Önce tartışacağız, çok tartışacağız, Türkiye’nin dört bir yanında, üçer kişi, beşer kişi tartışacağız, on kişi olduk mu sevineceğiz, fakat ‘bir an önce kitleselleşelim’ düşüncesine beyinlerimizi uzunca bir süre kapalı tutarak.

Yine oldukça uzun bir süre ‘iktidar kurdunun’ beyinlerimize girip bizi yoldan çıkarmasına izin vermeyeceğiz.

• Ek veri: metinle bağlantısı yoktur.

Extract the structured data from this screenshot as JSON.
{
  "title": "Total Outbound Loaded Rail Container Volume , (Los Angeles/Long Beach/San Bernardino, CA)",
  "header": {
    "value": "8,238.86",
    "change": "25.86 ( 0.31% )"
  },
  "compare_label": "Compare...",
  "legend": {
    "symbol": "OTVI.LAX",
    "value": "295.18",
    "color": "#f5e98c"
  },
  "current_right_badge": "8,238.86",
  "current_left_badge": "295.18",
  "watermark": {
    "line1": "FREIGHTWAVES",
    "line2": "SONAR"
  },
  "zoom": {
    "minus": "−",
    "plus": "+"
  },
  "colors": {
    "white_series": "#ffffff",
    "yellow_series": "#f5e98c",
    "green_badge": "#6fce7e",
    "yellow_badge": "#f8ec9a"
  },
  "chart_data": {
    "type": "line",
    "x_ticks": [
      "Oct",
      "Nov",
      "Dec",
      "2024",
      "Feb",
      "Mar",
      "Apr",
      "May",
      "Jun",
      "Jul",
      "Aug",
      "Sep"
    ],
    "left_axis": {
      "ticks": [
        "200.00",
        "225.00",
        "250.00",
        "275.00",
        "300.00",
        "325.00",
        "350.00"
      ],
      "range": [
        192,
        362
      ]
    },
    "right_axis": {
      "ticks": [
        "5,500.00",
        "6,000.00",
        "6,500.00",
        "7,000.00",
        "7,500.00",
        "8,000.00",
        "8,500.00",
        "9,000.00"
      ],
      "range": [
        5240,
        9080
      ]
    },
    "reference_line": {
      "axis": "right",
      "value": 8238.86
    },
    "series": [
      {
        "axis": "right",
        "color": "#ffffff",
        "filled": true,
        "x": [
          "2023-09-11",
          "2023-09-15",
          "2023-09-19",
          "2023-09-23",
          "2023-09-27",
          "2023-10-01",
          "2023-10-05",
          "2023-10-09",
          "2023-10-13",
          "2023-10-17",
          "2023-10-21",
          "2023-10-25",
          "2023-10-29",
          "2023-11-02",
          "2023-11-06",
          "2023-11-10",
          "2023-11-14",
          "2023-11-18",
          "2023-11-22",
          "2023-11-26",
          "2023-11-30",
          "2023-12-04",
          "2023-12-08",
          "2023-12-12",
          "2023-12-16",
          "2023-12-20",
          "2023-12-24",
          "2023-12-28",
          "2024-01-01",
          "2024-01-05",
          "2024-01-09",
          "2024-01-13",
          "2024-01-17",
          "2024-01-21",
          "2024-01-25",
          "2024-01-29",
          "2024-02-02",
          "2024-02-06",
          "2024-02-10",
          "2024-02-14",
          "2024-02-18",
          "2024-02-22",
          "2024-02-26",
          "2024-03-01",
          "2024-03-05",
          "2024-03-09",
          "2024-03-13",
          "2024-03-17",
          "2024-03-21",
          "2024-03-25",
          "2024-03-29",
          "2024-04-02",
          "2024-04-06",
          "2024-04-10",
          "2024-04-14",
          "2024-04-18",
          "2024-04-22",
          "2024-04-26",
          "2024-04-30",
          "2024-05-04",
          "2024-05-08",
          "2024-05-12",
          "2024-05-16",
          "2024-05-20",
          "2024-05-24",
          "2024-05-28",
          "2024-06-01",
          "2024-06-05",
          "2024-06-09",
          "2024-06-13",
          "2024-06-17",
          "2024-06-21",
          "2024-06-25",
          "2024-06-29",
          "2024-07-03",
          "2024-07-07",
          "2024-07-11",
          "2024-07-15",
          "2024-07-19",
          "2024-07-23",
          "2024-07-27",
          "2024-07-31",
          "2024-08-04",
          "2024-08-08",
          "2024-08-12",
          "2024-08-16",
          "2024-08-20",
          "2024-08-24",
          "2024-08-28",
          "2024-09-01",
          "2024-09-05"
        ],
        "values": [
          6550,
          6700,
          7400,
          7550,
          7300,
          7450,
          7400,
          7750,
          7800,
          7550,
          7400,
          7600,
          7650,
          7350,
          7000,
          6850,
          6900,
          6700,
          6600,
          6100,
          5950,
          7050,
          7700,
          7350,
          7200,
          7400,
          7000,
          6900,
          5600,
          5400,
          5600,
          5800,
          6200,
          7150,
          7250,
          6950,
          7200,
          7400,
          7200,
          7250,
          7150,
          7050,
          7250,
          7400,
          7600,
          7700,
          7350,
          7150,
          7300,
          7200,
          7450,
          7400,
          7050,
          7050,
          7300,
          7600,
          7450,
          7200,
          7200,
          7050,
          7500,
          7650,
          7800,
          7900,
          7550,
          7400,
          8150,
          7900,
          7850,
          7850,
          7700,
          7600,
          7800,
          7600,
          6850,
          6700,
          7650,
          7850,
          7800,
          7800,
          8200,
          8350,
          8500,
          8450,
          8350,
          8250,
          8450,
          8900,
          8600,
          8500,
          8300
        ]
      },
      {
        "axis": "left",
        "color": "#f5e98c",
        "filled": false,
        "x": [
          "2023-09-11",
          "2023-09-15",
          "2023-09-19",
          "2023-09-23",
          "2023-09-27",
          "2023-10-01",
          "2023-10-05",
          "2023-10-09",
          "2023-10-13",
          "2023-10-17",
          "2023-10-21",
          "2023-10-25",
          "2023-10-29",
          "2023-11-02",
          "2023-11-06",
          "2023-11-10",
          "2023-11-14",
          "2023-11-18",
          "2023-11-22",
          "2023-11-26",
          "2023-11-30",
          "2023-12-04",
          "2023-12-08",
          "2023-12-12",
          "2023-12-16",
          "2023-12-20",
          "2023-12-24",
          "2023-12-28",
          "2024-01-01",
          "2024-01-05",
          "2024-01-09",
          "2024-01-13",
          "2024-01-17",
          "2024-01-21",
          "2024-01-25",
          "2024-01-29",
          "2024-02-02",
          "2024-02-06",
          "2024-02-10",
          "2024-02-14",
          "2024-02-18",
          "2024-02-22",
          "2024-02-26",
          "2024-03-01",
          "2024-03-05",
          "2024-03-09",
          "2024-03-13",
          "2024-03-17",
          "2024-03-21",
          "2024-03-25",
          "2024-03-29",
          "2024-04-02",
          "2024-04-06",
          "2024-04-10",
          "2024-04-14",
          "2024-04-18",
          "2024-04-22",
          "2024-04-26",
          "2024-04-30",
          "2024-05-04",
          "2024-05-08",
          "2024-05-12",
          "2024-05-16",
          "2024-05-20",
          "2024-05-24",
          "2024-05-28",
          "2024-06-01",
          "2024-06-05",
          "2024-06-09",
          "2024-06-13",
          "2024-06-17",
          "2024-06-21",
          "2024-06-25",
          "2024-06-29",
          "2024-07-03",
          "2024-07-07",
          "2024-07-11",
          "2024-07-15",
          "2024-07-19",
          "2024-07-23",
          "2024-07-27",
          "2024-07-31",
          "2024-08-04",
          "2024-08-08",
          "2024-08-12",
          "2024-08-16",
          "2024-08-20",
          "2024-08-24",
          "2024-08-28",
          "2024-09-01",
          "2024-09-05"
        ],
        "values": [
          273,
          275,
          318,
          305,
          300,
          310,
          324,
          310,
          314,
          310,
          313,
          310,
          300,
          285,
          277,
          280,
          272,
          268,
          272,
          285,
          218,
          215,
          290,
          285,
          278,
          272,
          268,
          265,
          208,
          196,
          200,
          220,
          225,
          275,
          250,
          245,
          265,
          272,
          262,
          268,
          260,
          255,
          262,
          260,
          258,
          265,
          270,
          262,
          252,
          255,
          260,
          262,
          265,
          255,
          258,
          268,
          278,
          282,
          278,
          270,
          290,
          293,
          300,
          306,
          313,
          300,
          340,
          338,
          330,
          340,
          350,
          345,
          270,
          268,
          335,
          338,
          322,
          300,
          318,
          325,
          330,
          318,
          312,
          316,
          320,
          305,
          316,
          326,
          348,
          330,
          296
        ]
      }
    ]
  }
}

Türkiye’de irili ufaklı birçok ‘sol’, ‘sosyal demokrat’, ‘sosyalist’ parti var; ne var ki bir partinin sol, sosyal demokrat ya da sosyalist olması için bu kavramlardan birini kendine yakıştırmış olması, gerçekten de ‘öyle’ olması için yeterli değil. Bu partilere karşı uzaklık-yakınlığımızı oluşturacağımız ‘ortak bilinç’ belirleyecek.

Latin Amerika’da bir süredir umutları yeşerten sol rüzgârlar esiyor. O toplumların başardığını bizler niçin başarmayalım? Üzerinde düşünmeye değmez mi?